Power markets and battery storage
To most people, electricity is invisible – it is simply available at the flip of a switch. Behind the scenes, however, the grid requires constant coordination to keep supply and demand balanced. In the U.S., this work is handled by Regional Transmission Organizations (RTOs) and Independent System Operators (ISOs), which run wholesale electricity markets and maintain system reliability.
This research focuses on PJM Interconnection, which serves more than 65 million people across 13 states and Washington, D.C. Within PJM, generators and storage resources participate in multiple markets. Two of the most important for battery storage are:
- Energy markets, where electricity is bought and sold in advance through the day-ahead market and then adjusted closer to real time in the real-time energy market.
- Ancillary service markets, which pay resources to provide reliability services that keep the grid operating smoothly.
Jie Ying is a Master of Environmental Studies Candidate at Penn.
One key ancillary service is frequency regulation. The power grid operates at a constant frequency of 60 hertz, and even small imbalances between supply and demand can cause that frequency to drift. Frequency regulation resources respond within seconds to correct these imbalances. Batteries are especially well-suited for this service because they can change output almost instantly. They submit regulation offers, specifying how much fast-response capacity they can provide and how accurately they can follow the grid operator’s rapid instructions, called regulation signals, which are updated every 2-4 seconds.
Manling Hu is a Master of Environmental Studies Candidate at Penn
As a result, battery energy storage systems can earn revenue in both markets—buying and selling electricity in energy markets (energy arbitrage) while also providing fast reliability services like frequency regulation. But how a battery participates is shaped by real physical and economic limits. State of charge (SOC) is the battery’s fuel gauge, indicating how much energy is available at any time; power limits determine how quickly it can charge or discharge; and battery degradation captures gradual wear from repeated cycling and calendar aging, which affects both performance and project economics.

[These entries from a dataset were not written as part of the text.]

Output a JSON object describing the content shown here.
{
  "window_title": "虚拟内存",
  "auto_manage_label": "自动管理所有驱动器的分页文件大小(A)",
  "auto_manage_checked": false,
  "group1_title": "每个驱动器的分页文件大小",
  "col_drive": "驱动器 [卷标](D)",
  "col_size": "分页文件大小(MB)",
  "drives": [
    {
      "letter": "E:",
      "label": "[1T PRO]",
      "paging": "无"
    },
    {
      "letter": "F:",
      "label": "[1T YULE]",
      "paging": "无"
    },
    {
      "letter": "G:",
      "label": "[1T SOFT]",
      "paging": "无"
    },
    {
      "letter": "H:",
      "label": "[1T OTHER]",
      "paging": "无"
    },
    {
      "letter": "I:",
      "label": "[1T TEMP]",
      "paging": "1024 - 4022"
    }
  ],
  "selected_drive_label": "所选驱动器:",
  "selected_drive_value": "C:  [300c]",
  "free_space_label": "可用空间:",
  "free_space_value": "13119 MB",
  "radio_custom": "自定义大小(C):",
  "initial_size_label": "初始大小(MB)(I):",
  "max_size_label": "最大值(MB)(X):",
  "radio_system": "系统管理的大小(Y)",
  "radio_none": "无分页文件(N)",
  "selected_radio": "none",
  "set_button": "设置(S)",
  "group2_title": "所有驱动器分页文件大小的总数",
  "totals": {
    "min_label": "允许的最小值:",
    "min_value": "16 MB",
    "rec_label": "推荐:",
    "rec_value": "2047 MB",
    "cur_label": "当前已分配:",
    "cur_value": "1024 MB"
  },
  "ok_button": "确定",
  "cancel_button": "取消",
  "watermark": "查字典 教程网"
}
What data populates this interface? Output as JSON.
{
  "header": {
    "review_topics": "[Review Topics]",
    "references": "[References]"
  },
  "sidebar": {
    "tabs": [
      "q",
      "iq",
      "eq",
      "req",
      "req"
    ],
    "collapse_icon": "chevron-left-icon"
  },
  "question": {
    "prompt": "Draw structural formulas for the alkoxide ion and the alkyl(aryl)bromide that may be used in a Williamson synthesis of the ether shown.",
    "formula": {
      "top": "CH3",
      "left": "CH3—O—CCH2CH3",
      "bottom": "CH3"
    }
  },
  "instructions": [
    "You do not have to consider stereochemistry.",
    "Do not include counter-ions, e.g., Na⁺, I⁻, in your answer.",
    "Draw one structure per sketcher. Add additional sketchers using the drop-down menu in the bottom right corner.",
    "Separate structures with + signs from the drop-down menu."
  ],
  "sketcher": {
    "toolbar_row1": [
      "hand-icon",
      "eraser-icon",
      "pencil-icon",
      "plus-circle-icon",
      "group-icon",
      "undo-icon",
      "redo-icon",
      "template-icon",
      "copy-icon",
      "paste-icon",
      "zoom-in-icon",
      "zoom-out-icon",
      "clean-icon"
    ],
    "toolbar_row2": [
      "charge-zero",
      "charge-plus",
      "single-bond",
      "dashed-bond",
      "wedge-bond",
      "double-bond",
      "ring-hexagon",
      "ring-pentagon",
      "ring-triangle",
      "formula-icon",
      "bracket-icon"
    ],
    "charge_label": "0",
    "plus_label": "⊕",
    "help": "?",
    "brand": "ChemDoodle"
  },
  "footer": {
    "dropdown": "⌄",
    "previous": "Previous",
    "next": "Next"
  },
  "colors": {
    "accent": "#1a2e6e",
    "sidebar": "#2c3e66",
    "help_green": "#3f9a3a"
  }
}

Turning classroom questions into a research project
Hu and Ying’s collaboration began in Spring 2025 in Professor van Benthem’s Energy Markets and Policy course. Through the group discussions and team assignments, they discovered a shared curiosity about how power markets actually function and how renewable energy projects translate market signals into revenue.
Those questions grew into a research idea: could the tradeoffs between revenue capture and operational constraints be modeled systematically to better understand how batteries should participate in PJM’s markets? When EII released a call for proposals through its PPA Renewable Energy Research Program, they seized the opportunity to turn that idea into an applied research project.
Modeling battery participation with data and Python
Like real power market participants, Hu and Ying began by working through PJM’s market manuals, the rulebooks that define how resources, such as power plants or batteries, submit offers into markets, how performance (how quickly and accurately a resource responds to PJM signals) is scored, and how payments are settled. This step was essential for translating market rules into model inputs.
They then conducted a targeted literature review, reading how other researchers have modeled battery bidding and dispatch under uncertainty in market signals, operational constraints, and battery degradation. They also spoke with industry experts to sanity-check assumptions about battery operations.
Day-ahead optimization results showing the baseline charging schedule, regulation capacity offers, and the resulting state-of-charge trajectory for the battery energy storage system under PJM market conditions.
With that foundation in place, Hu and Ying built their framework in Python, combining data processing and optimization into a single workflow. The model follows a two-timescale structure:
- In the day-ahead stage, a two-stage stochastic optimization decides both the battery’s energy market offer (how much electricity to sell at what price) and its regulation market offer (how much fast-response capacity to commit to follow PJM’s regulation signals)
- In the hour-ahead stage, a rolling-window method updates decisions as real-time conditions evolve, ensuring feasibility as the battery’s SOC and market signal changes.
Throughout, the model enforces real-world constraints such as power limits, SOC boundaries, battery degradation, and PJM’s fast regulation (RegD) dynamics.
They then tested the framework using PJM market data, simulating a full day of dispatch and revenue across both energy and ancillary services. The results show that the battery earned most of its revenue by providing fast frequency regulation, responding to grid signals in seconds, while traditional energy arbitrage played a smaller supporting role. They also found that updating decisions hour-by-hour with a rolling look-ahead can achieve performance close to an unrealistic “perfect foresight” strategy without requiring knowledge of future market conditions.
As battery storage continues to scale across regional grids, Hu and Ying hope this work can serve as a practical reference for students interested in energy research and for power market participants seeking to better understand how storage resources interact with electricity markets.